Devlet Reisi, “Yorgunluğunuza rağmen sizi yemeğe alıkoyuyorum” dedi. “Merak etmeyiniz, bugün yalnız ben konuşacağım. Ben sizi düşündüm ve İnönü muharebesinden evvel ordunun sevkulceyşî (stratejik) çekilişi karşısındaki hayretinizi tahmin ettim” dedi ve sonra gülerek ilâve etti: “Bunun için de müsterih olmanızı teminen size bir telgraf gönderdim.”

Bekir Sami Bey, “Biz, Eskişehir zaferini bildiren telgraftan başka bir şey almadık. Fakat, heyecanımız cidden büyüktü, çünkü, bu esrarengiz harekâttan bir şey anlamıyorduk. Ordumuza karşı olan itimadımız asla eksilmedi. Fakat, kahraman askerlerimizin kıymetini düşmanlarımızın bile açıkça takdir ettiği Londra Konferansı müzakerelerinden sonra gelen ilk çekilme haberleri bizleri endişeye sevk etmişti” dedi. Devlet Reisi acı acı gülerek, “Avrupa, bize sulh teklifinde bulunduğu bir sırada, Yunanlıların taarruza geçmesine müsaade etti. Bu aldatıcı vaatlere (sözlere) kanmış olsaydık halimiz ne olurdu? Bizim için unutulmaz bir tarih dersi olan şu mahut (bilinen) Londra Konferansı’ndaki bazı figüranların ihanetinden ne gibi neticeler çıkarmalı?” dedi. Devlet Reisi, bundan sonra, harekât ile ilgili teferruatı en ince noktalarına kadar izaha ve muharebenin safahatini şayan-ı hayret bir vuzuh ile (açıklıkla) anlatmaya başladı. Paşanın durumu, görünüşü birden değişmişti: O artık misafirperver ve neşeli bir ev sahibi değil, askerlerinin savaşlarını; düşmanın kendisince hazırlanmış plânda derpiş olunan aynı noktadan taarruza nasıl mecbur edildiğini;

Yunanlıların hedefsiz yürüyerek, sayıca üstünlüklerine güvenerek, sahip bulundukları harp techizatının korkunç miktarından gurur duyarak, nasıl körü körüne ilerlediklerini, vs. vs. vakıalarla ispat eden bir kumandan gibi konuşuyordu.
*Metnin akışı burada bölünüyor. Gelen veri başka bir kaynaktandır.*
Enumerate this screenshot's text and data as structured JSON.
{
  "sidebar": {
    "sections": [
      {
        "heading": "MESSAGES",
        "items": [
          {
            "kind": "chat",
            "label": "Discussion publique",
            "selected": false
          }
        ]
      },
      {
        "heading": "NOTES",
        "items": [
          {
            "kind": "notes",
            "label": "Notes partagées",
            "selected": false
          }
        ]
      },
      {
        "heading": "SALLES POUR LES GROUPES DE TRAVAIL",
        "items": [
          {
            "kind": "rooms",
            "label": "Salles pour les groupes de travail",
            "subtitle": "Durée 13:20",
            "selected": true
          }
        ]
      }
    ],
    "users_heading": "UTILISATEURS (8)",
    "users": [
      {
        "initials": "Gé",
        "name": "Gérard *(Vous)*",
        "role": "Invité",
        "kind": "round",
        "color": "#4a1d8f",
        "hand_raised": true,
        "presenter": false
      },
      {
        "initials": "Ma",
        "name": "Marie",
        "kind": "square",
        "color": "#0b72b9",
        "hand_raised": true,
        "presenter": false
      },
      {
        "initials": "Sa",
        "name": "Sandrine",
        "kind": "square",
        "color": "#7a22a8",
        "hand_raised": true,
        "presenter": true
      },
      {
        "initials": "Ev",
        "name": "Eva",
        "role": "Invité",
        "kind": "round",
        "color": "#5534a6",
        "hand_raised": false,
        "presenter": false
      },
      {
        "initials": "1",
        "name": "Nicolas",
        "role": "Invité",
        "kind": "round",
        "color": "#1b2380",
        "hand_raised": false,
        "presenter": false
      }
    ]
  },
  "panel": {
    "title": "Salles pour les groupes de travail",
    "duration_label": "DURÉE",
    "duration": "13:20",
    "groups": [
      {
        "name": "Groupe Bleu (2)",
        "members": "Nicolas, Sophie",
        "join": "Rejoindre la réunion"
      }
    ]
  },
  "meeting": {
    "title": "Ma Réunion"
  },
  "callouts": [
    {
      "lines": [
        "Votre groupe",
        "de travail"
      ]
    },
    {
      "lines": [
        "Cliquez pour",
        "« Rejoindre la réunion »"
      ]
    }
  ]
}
Mustafa Kemal Paşa şöyle ilâve etti: “Askerlerden her biri vazifesini tam ve mükemmel olarak ifa etmiştir (yerine getirmiştir). Verilen emirler, kendiliğinden icra olundu. Genç zabitlerin şecaati (kahramanlığı) göz kamaştırıcı idi; topçular harikalar yarattı. Sırası gelmişken söyleyeyim ki, düşmanın obüs toplarını muvaffakıyetle kullandığını fark eden bir batarya kumandanı ateşini bunların üzerine teksif etmişti (yoğunlaştırmıştı). Muharebeden sonra bu topların üçte ikisinin hemen kâmilen (tam olarak) tahrip edilmiş olduğu görüldü. Düşmanın bu husustaki itirafı, kendisine şeref verir. Süvarilere gelince, aralıksız takip ettikleri düşmanı o kadar şiddetle hırpalıyorlardı ki, Yunanlılar, ancak takibe nihayet verilmesi emrinden sonra katliama ve yakıp yıkma işlerine girişebilmişlerdir. İşte evler o andan itibaren gaz dökülerek yakılmıştır.”

Bu arada adı anılmayacak şenaatlerin (kötülüklerin) silsilesi tekrar tekrar mevzuubahis ediliyordu. Büyük Devlet Reisi, “Ama” dedi, “başka, yeni bir taarruz vuku bulacak olursa, Cenab-ı Hakka imanım ve askerlerime itimadım var. Onları yine, şimdiden hazırlanmış olan bir alan mucibince, tekrar yeneceğiz.” Saat birde, yemek salonunun bulunduğu zemin katına inildi. Burası tamamıyla Türk zevkine göre tanzim edilmişti. Sofra on iki kişilikti. Yemekler birbirinden güzeldi ve sofra hizmetini gayet iyi yetiştirilmiş bir nefer ifa ediyordu (yerine getiriyordu). Yemek esnasında muhavere umumileşti. Harp içinde inşa olunan demiryollarından, millî sanayideki terakkiden (ilerlemeden) bahsedildi. Yemekten sonra kahve içilmek üzere tekrar koyu sarı döşemeli salona çıkıldı. Bir müddet sonra Devlet Reisine veda edildi. O da, “Gidip istirahat ediniz. Sizleri yarın tekrar görmekle zevkiyap (mutlu) olacağım” dedi.